Eventually American and Canadian forces overcame the Japanese occupiers in the frozen wastelands that were the Aleutian Island chain. Quickly Army engineers went about constructing airfields and communication bases on the islands, hoping the Japanese stayed away. They did, never to return.
Howard’s assignment in the Aleutians was radio repair and high frequency training. He also was tasked with listening in and intercepting Japanese radio broadcasts. The islands that Howard lived and served on were cold and hostile. Some servicemen succumbed to the remoteness and the harsh weather of the area. Loneliness and boredom caused many to crack under the pressure. Most however, like Howard accepted his assignment, and did his duty to the best of his ability.

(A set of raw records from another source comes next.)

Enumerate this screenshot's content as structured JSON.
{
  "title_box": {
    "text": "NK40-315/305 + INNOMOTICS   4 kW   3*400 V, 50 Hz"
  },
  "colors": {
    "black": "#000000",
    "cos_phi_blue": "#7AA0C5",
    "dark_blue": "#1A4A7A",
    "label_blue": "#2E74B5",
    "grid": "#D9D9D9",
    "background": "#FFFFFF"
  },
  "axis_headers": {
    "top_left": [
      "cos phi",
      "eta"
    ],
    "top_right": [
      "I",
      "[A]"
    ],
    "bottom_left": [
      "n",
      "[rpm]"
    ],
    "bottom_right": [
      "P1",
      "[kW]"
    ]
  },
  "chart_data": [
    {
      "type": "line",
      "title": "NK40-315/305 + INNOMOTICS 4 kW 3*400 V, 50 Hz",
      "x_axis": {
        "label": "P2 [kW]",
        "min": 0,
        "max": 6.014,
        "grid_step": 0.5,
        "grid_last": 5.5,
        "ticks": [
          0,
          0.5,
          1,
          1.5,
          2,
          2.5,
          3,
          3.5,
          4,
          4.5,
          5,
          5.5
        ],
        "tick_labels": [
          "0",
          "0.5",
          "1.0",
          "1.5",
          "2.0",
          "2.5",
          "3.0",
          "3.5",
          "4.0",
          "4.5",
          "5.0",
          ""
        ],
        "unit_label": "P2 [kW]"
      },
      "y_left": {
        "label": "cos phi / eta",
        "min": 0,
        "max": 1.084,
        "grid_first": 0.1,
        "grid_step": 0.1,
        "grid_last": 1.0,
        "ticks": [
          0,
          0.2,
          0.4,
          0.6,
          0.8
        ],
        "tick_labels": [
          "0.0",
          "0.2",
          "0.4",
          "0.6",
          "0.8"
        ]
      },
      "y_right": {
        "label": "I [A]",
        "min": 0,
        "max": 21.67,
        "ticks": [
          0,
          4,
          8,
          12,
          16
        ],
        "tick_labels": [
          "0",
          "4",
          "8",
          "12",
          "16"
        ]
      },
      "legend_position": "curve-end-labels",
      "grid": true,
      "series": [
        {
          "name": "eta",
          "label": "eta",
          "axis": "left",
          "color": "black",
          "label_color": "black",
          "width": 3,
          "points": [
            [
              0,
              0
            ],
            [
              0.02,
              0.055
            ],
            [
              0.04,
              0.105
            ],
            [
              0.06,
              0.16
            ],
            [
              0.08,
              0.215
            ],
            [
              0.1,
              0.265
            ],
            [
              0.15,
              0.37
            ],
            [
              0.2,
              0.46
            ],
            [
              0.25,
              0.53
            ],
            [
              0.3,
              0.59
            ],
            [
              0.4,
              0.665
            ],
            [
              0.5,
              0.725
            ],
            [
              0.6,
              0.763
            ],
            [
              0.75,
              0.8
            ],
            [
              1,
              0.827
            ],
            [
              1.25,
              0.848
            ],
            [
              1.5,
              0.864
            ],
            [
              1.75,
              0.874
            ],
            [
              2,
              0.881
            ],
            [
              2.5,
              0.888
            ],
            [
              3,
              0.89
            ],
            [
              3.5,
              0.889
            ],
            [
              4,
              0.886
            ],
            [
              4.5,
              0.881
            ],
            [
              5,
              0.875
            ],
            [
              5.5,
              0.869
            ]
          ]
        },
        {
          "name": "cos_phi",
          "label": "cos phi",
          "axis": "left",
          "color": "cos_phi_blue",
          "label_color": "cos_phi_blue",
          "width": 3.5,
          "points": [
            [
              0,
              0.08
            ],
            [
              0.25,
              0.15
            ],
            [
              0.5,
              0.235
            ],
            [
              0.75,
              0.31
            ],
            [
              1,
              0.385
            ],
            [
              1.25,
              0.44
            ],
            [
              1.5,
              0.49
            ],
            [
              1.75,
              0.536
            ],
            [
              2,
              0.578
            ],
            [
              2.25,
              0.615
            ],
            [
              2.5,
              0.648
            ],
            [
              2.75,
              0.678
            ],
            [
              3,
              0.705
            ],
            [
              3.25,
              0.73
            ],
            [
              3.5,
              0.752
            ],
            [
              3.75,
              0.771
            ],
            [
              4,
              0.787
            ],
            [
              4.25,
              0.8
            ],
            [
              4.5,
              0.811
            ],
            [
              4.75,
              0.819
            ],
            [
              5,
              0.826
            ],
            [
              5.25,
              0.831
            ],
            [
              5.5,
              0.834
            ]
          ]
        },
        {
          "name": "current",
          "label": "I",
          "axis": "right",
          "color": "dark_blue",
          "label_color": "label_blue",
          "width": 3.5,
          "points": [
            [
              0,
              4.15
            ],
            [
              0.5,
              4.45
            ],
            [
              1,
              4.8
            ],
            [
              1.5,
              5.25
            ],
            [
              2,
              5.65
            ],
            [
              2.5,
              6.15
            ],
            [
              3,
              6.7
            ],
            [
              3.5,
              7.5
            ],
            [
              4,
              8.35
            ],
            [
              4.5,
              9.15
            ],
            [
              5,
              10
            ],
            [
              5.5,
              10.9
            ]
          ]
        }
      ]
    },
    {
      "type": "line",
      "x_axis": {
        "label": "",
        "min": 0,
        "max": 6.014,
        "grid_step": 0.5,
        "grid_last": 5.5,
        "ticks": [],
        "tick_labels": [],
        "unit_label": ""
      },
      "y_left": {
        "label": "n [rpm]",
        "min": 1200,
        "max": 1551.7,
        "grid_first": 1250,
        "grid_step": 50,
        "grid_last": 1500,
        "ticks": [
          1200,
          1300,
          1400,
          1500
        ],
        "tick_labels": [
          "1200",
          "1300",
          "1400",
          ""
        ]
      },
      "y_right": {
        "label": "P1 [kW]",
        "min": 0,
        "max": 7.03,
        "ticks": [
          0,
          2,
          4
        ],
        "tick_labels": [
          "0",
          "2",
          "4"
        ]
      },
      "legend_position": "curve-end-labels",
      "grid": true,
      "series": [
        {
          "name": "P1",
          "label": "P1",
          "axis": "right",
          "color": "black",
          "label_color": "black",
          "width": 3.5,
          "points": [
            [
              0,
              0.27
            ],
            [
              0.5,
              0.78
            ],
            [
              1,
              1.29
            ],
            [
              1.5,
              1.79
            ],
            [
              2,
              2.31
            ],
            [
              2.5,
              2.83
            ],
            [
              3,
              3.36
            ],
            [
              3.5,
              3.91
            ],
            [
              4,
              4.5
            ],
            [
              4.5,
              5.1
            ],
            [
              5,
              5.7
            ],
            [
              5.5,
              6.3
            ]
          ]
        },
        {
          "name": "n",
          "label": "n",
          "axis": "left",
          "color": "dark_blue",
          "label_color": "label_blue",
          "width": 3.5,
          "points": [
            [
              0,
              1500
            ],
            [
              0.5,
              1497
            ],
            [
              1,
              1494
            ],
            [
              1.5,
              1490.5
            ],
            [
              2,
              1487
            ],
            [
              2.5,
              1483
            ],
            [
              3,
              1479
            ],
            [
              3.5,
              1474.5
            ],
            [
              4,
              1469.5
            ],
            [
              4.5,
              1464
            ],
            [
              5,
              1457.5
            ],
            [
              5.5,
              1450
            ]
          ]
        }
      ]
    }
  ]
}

Howard was on Attu Island when he heard that the atomic bomb had been dropped on Hiroshima. No doubt he could now dream that the war was close to an end, and that he could go home. An invasion of the Japanese home islands would not be necessary. The estimated million Japanese and Allied servicemen that would have died in the Operations Olympic and Coronet, and a war that reportedly would have gone on until 1948-49 would live to see late 1945 and beyond.
Howard took advantage of the GI bill, as millions of other servicemen and women did, and graduated from Ohio University in Athens, Ohio in 1950 as a 2nd Lieutenant in the U.S. Air Force. He received a discharge from the Air Force as a 1st Lieutenant on August 31, 1959.
Howard and his wife Grace, now live in Austin Texas.